Раздался щелчок и кончик кнута ударил мурзу по поднятой для удара, но задержавшейся руке, выбив кинжал.
— Совсем вы, мурзы, законы орды не чтите, — сказал я, сплёвывая под ноги Ак-Кубеку.
Наверное, это я сделал зря, потому что Ак-Кубек выхватил из-за короткого голенища сапога кривой короткий нож и ударил им меня в живот левой рукой.
Руки, связанные за спиной в локтях, оставляли свободными и торчащими в стороны кисти. Я успел отшагнуть правой ногой в сторону, чуть на ней присесть и развернуться, сделав циркуль левой ногой. Одновременно я умудрился кистью правой руки чуть отвести нацеленный в живот клинок.
Однако, кривой нож шёл снизу по диагонали и, коснувшись моей кисти, разрезал её, как кусок колбасы. Я повернул кисть, прокручивая нож и пытаясь захватить его запястье, но пальцы не сомкнулись.
Я продолжил вращение на правой ноге и выбросил назад левую ногу, круговым движением послав пятку в затылок мурзы.
«С голой пяткой против сабли», — мелькнула глупая мысль.
Но пятка была, действительно, голая и попала мурзе точно в мозжечок. Ак-Кубек шагнул вперёд, молча рухнул на колени и повалился лицом во взбитую многими копытами землю.
Окружающие нас ногаи отхлынули в стороны. Всадник надвинулся на меня.
— Ты не убил его, шахиншах? Жаль потерять такого опытного воина, как Ак-Кубек. Ты как здесь оказался?
Высокомерной манерой речи он напомнил мне Абдулу из фильма «Белое солнце пустыни».
— Я, — Шейх-Мамай, правитель ногайской орды. Ты позвал астраханского бия, но я решил прийти сам. Не правильно, когда с шахиншахом говорит низший.
— Я думал, что ты оставил орду на Саид Ахмета.
— Мы, братья, поделили Орду на три части. И правим по очереди. Сейчас моя…
Он рассмеялся.
— Меня заарканили, когда я удил рыбу, — рассмеялся я. — И я сам, как рыба плыл за лодкой.
— Ты смелый и весёлый, так про тебя писал Тахмасип.
Шейх-Мамай спрыгнул с лошади и, с почтением склонив голову, подошёл ко мне.
— Дозволь самолично разрезать путы, великий шейх Араби?
Я кивнул головой, но сердце моё провалилось ниже кобчика, когда он зашёл мне за спину с ножом. Коварству тюрков нет предела. Выпрямив спину и гордо подняв бороду, я ожидал взмаха его руки.
— Режь, — сказал я.
Шейх-Мамай хмыкнул и аккуратно перерезал кожаный ремешок, перетянувший мне вены на руках. Онемевшие руки обвисли.

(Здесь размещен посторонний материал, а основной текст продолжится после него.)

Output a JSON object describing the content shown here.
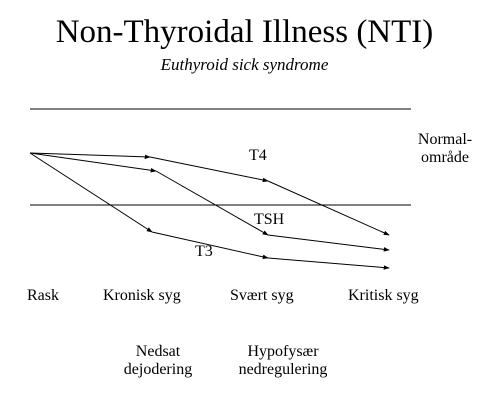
{
  "title": "Non-Thyroidal Illness (NTI)",
  "subtitle": "Euthyroid sick syndrome",
  "normal_range": {
    "line1": "Normal-",
    "line2": "område"
  },
  "curves": {
    "t4": "T4",
    "tsh": "TSH",
    "t3": "T3"
  },
  "stages": [
    "Rask",
    "Kronisk syg",
    "Svært syg",
    "Kritisk syg"
  ],
  "mechanisms": [
    {
      "line1": "Nedsat",
      "line2": "dejodering"
    },
    {
      "line1": "Hypofysær",
      "line2": "nedregulering"
    }
  ],
  "colors": {
    "ink": "#000000",
    "background": "#ffffff"
  }
}
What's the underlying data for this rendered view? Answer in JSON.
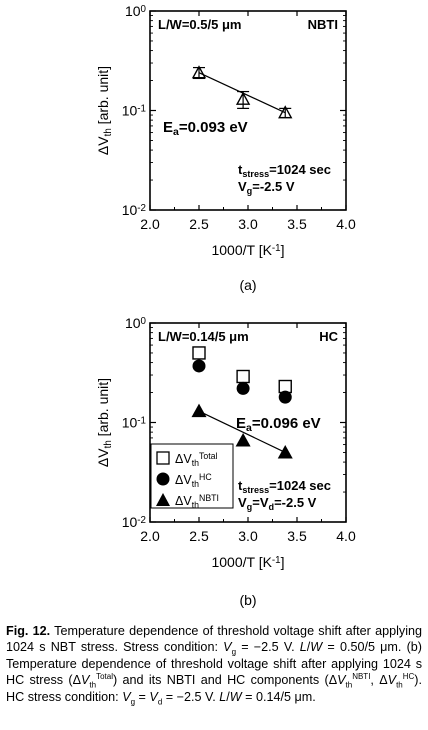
{
  "chart_data": [
    {
      "type": "scatter",
      "panel_label": "(a)",
      "xlabel": "1000/T [K",
      "xlabel_sup": "-1",
      "xlabel_end": "]",
      "ylabel": "ΔV",
      "ylabel_sub": "th",
      "ylabel_end": " [arb. unit]",
      "xlim": [
        2.0,
        4.0
      ],
      "ylim": [
        0.01,
        1
      ],
      "yscale": "log",
      "xticks": [
        "2.0",
        "2.5",
        "3.0",
        "3.5",
        "4.0"
      ],
      "yticks": [
        {
          "base": "10",
          "exp": "0",
          "v": 1
        },
        {
          "base": "10",
          "exp": "-1",
          "v": 0.1
        },
        {
          "base": "10",
          "exp": "-2",
          "v": 0.01
        }
      ],
      "corner_left": "L/W=0.5/5 μm",
      "corner_right": "NBTI",
      "ea_text": "E",
      "ea_sub": "a",
      "ea_end": "=0.093 eV",
      "stress_t1": "t",
      "stress_t1_sub": "stress",
      "stress_t1_end": "=1024 sec",
      "stress_t2": "V",
      "stress_t2_sub": "g",
      "stress_t2_end": "=-2.5 V",
      "series": [
        {
          "marker": "triangle-errorbar",
          "x": [
            2.5,
            2.95,
            3.38
          ],
          "y": [
            0.24,
            0.13,
            0.095
          ],
          "err_lo": [
            0.21,
            0.105,
            0.085
          ],
          "err_hi": [
            0.27,
            0.155,
            0.105
          ]
        }
      ],
      "fit_line": {
        "x": [
          2.5,
          3.38
        ],
        "y": [
          0.24,
          0.095
        ]
      }
    },
    {
      "type": "scatter",
      "panel_label": "(b)",
      "xlabel": "1000/T [K",
      "xlabel_sup": "-1",
      "xlabel_end": "]",
      "ylabel": "ΔV",
      "ylabel_sub": "th",
      "ylabel_end": " [arb. unit]",
      "xlim": [
        2.0,
        4.0
      ],
      "ylim": [
        0.01,
        1
      ],
      "yscale": "log",
      "xticks": [
        "2.0",
        "2.5",
        "3.0",
        "3.5",
        "4.0"
      ],
      "yticks": [
        {
          "base": "10",
          "exp": "0",
          "v": 1
        },
        {
          "base": "10",
          "exp": "-1",
          "v": 0.1
        },
        {
          "base": "10",
          "exp": "-2",
          "v": 0.01
        }
      ],
      "corner_left": "L/W=0.14/5 μm",
      "corner_right": "HC",
      "ea_text": "E",
      "ea_sub": "a",
      "ea_end": "=0.096 eV",
      "stress_t1": "t",
      "stress_t1_sub": "stress",
      "stress_t1_end": "=1024 sec",
      "stress_t2": "V",
      "stress_t2_sub": "g",
      "stress_t2_mid": "=V",
      "stress_t2_sub2": "d",
      "stress_t2_end": "=-2.5 V",
      "series": [
        {
          "name": "ΔV",
          "name_sub": "th",
          "name_sup": "Total",
          "marker": "open-square",
          "x": [
            2.5,
            2.95,
            3.38
          ],
          "y": [
            0.5,
            0.29,
            0.23
          ]
        },
        {
          "name": "ΔV",
          "name_sub": "th",
          "name_sup": "HC",
          "marker": "filled-circle",
          "x": [
            2.5,
            2.95,
            3.38
          ],
          "y": [
            0.37,
            0.22,
            0.18
          ]
        },
        {
          "name": "ΔV",
          "name_sub": "th",
          "name_sup": "NBTI",
          "marker": "filled-triangle",
          "x": [
            2.5,
            2.95,
            3.38
          ],
          "y": [
            0.13,
            0.066,
            0.05
          ]
        }
      ],
      "fit_line": {
        "x": [
          2.5,
          3.38
        ],
        "y": [
          0.13,
          0.05
        ]
      },
      "legend_position": "bottom-left"
    }
  ],
  "caption": {
    "fig": "Fig. 12.",
    "text_a": "Temperature dependence of threshold voltage shift after applying 1024 s NBT stress. Stress condition:",
    "cond_a": "= −2.5 V.",
    "lw_a": "= 0.50/5 μm.",
    "text_b": "(b) Temperature dependence of threshold voltage shift after applying 1024 s HC stress",
    "text_b2": "and its NBTI and HC components",
    "text_b3": "HC stress condition:",
    "cond_b": "= −2.5 V.",
    "lw_b": "= 0.14/5 μm."
  }
}
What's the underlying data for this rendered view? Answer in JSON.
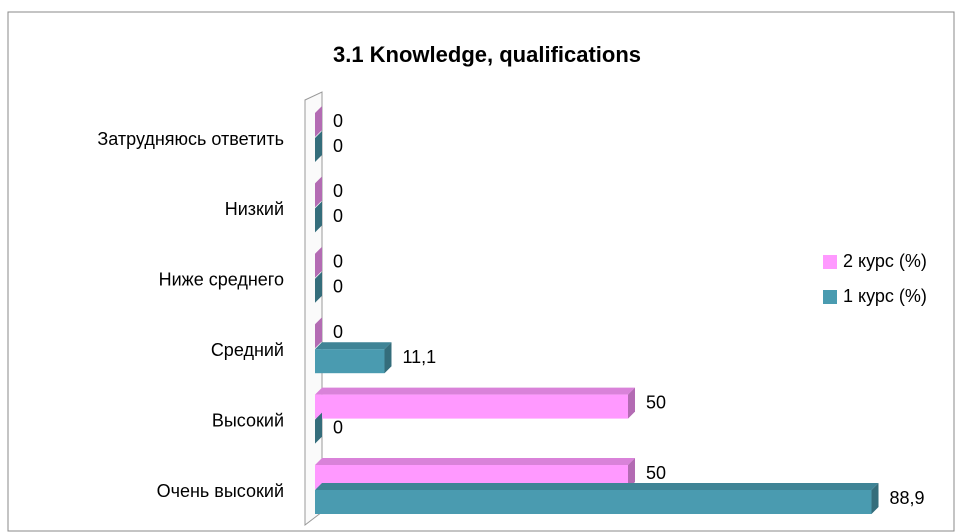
{
  "chart_data": {
    "type": "bar",
    "orientation": "horizontal",
    "title": "3.1 Knowledge, qualifications",
    "categories": [
      "Очень высокий",
      "Высокий",
      "Средний",
      "Ниже среднего",
      "Низкий",
      "Затрудняюсь ответить"
    ],
    "series": [
      {
        "name": "2 курс (%)",
        "color": "#ff99ff",
        "values": [
          50,
          50,
          0,
          0,
          0,
          0
        ]
      },
      {
        "name": "1 курс (%)",
        "color": "#4a9bb0",
        "values": [
          88.9,
          0,
          11.1,
          0,
          0,
          0
        ],
        "value_labels": [
          "88,9",
          "0",
          "11,1",
          "0",
          "0",
          "0"
        ]
      }
    ],
    "xlim": [
      0,
      100
    ],
    "legend": "right"
  }
}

— Перевяжите шахиншаха. И определитесь, что с Ак-Кубеком?
— Он будет жить, — сказал я, зная, что удар у меня не получился слишком сильным, и перелома основания черепа ногайский мурза избежал.
Со связанными за спиной руками я удар никогда не отрабатывал. А надо бы…
Я не стал просить проявить снисхождения к пленившим меня ногайцам и их шестерых казнили прямо у меня на глазах.
— Может ты сам, о великий? — Спросил Шейх-Мамай.
Я покачал головой.
— За что их казнить? Я бы сам снял кожу с предателей, и отдал бы их моим нукерам, а те приготовили бы из них хорошие отбивные. Натуральные отбивные… Мои нукеры обожают съедать моих пленников. Сам я человечины не ем, но чужие традиции чту.
Шейх-Мамай содрогнулся.
— Тахмасип рассказывал про твоих дикарей, которые добивали и съедали раненных. Я не приемлю, такую жестокость.
Я хмыкнул.
— Ну да… Содрать с живого кожу и завязать её на голове, а мясо посыпать солью и оставить пленного так умирать, как делают твои воины, это ты считаешь гуманным?